COIFFEUR




Le métier de coiffeur à la Belle Époque en France était bien plus qu’un simple artisanat : c’était un art social, un symbole de raffinement et parfois même un théâtre de mondanités.
La Belle Époque (fin XIXe siècle jusqu’à 1914) fut une période de prospérité, d’innovation et d’élégance en France.
Les salons de coiffure deviennent des lieux prisés, notamment par la bourgeoisie et l’aristocratie, où l’on ne venait pas seulement pour se faire coiffer, mais aussi pour échanger les dernières nouvelles et montrer son statut.
Le coiffeur se distingue progressivement du barbier et du perruquier, métiers plus anciens et souvent associés à des fonctions médicales ou hygiéniques.
Dès le XVIIIe siècle, des figures comme Léonard Autier, coiffeur de Marie-Antoinette, élèvent la coiffure au rang d’art décoratif.
À la Belle Époque, les coiffeurs deviennent des "académiciens de la coiffure", revendiquant leur rôle dans la mode et la beauté.
Style et tendances
Les coiffures féminines sont spectaculaires : chignons hauts, boucles travaillées, ornements de gaze, de perles et de fleurs.
Les hommes adoptent des styles plus sobres mais soignés, souvent inspirés des dandys et des artistes.
Le coiffeur est souvent jeune, élégant, et parfois considéré comme un confident ou un charmeur dans les cercles mondains.
Le métier se professionnalise avec l’ouverture de cours de coiffure et la création de salons spécialisés.
Certains coiffeurs publient même des traités, comme Legros en 1769, qui codifie l’art de la coiffure féminine.

Le coiffeur espion de l’aristocratie parisienne À Paris, autour de 1905, un certain Armand Delacroix, coiffeur réputé de la haute société, était bien plus qu’un artiste des ciseaux. Installé dans un salon luxueux rue de la Paix, il recevait les duchesses, comtesses et actrices célèbres pour des coiffures en vogue souvent assorties de confidences croustillantes. Ce salon était surnommé par les initiés "le confessionnal poudré".

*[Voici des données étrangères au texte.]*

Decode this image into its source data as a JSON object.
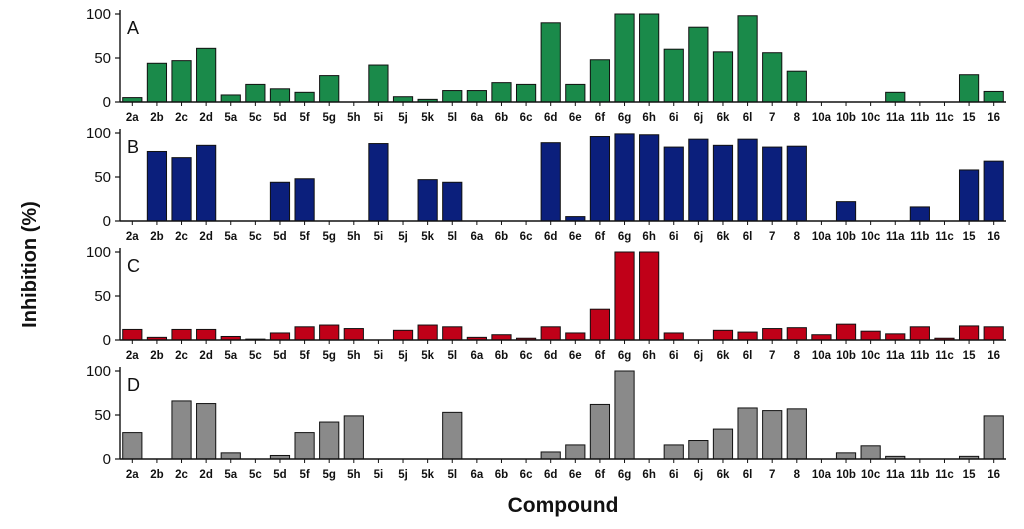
{
  "chart_data": {
    "type": "bar",
    "xlabel": "Compound",
    "ylabel": "Inhibition (%)",
    "categories": [
      "2a",
      "2b",
      "2c",
      "2d",
      "5a",
      "5c",
      "5d",
      "5f",
      "5g",
      "5h",
      "5i",
      "5j",
      "5k",
      "5l",
      "6a",
      "6b",
      "6c",
      "6d",
      "6e",
      "6f",
      "6g",
      "6h",
      "6i",
      "6j",
      "6k",
      "6l",
      "7",
      "8",
      "10a",
      "10b",
      "10c",
      "11a",
      "11b",
      "11c",
      "15",
      "16"
    ],
    "ylim": [
      0,
      100
    ],
    "yticks": [
      0,
      50,
      100
    ],
    "panels": [
      {
        "label": "A",
        "color": "#1a8a4a",
        "values": [
          5,
          44,
          47,
          61,
          8,
          20,
          15,
          11,
          30,
          0,
          42,
          6,
          3,
          13,
          13,
          22,
          20,
          90,
          20,
          48,
          100,
          100,
          60,
          85,
          57,
          98,
          56,
          35,
          0,
          0,
          0,
          11,
          0,
          0,
          31,
          12
        ]
      },
      {
        "label": "B",
        "color": "#0b1f7c",
        "values": [
          0,
          79,
          72,
          86,
          0,
          0,
          44,
          48,
          0,
          0,
          88,
          0,
          47,
          44,
          0,
          0,
          0,
          89,
          5,
          96,
          99,
          98,
          84,
          93,
          86,
          93,
          84,
          85,
          0,
          22,
          0,
          0,
          16,
          0,
          58,
          68
        ]
      },
      {
        "label": "C",
        "color": "#c00018",
        "values": [
          12,
          3,
          12,
          12,
          4,
          1,
          8,
          15,
          17,
          13,
          0,
          11,
          17,
          15,
          3,
          6,
          2,
          15,
          8,
          35,
          100,
          100,
          8,
          0,
          11,
          9,
          13,
          14,
          6,
          18,
          10,
          7,
          15,
          2,
          16,
          15
        ]
      },
      {
        "label": "D",
        "color": "#8a8a8a",
        "values": [
          30,
          0,
          66,
          63,
          7,
          0,
          4,
          30,
          42,
          49,
          0,
          0,
          0,
          53,
          0,
          0,
          0,
          8,
          16,
          62,
          100,
          0,
          16,
          21,
          34,
          58,
          55,
          57,
          0,
          7,
          15,
          3,
          0,
          0,
          3,
          49
        ]
      }
    ]
  }
}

Mais voilà : Armand était en réalité au service d’un journal satirique bien connu de l’époque, qui publiait chaque semaine des potins mondains. Grâce aux indiscrétions glanées lors des brushings et des mises en plis, il alimentait les colonnes les plus lues du Paris frivole. Imagine : les secrets de mariage, les maîtresses dissimulées, les faux héritages… tout passait entre ses mains avant d’atterrir à la une.
Petite touche encore plus savoureuse : une duchesse délaissée finit par découvrir le pot-aux-roses en croisant l’une de ses confidences intimes dans une chronique. Elle le poursuivit en justice… mais retira sa plainte après que le coiffeur menaça de révéler ses vraies confessions. La presse en fit ses choux gras.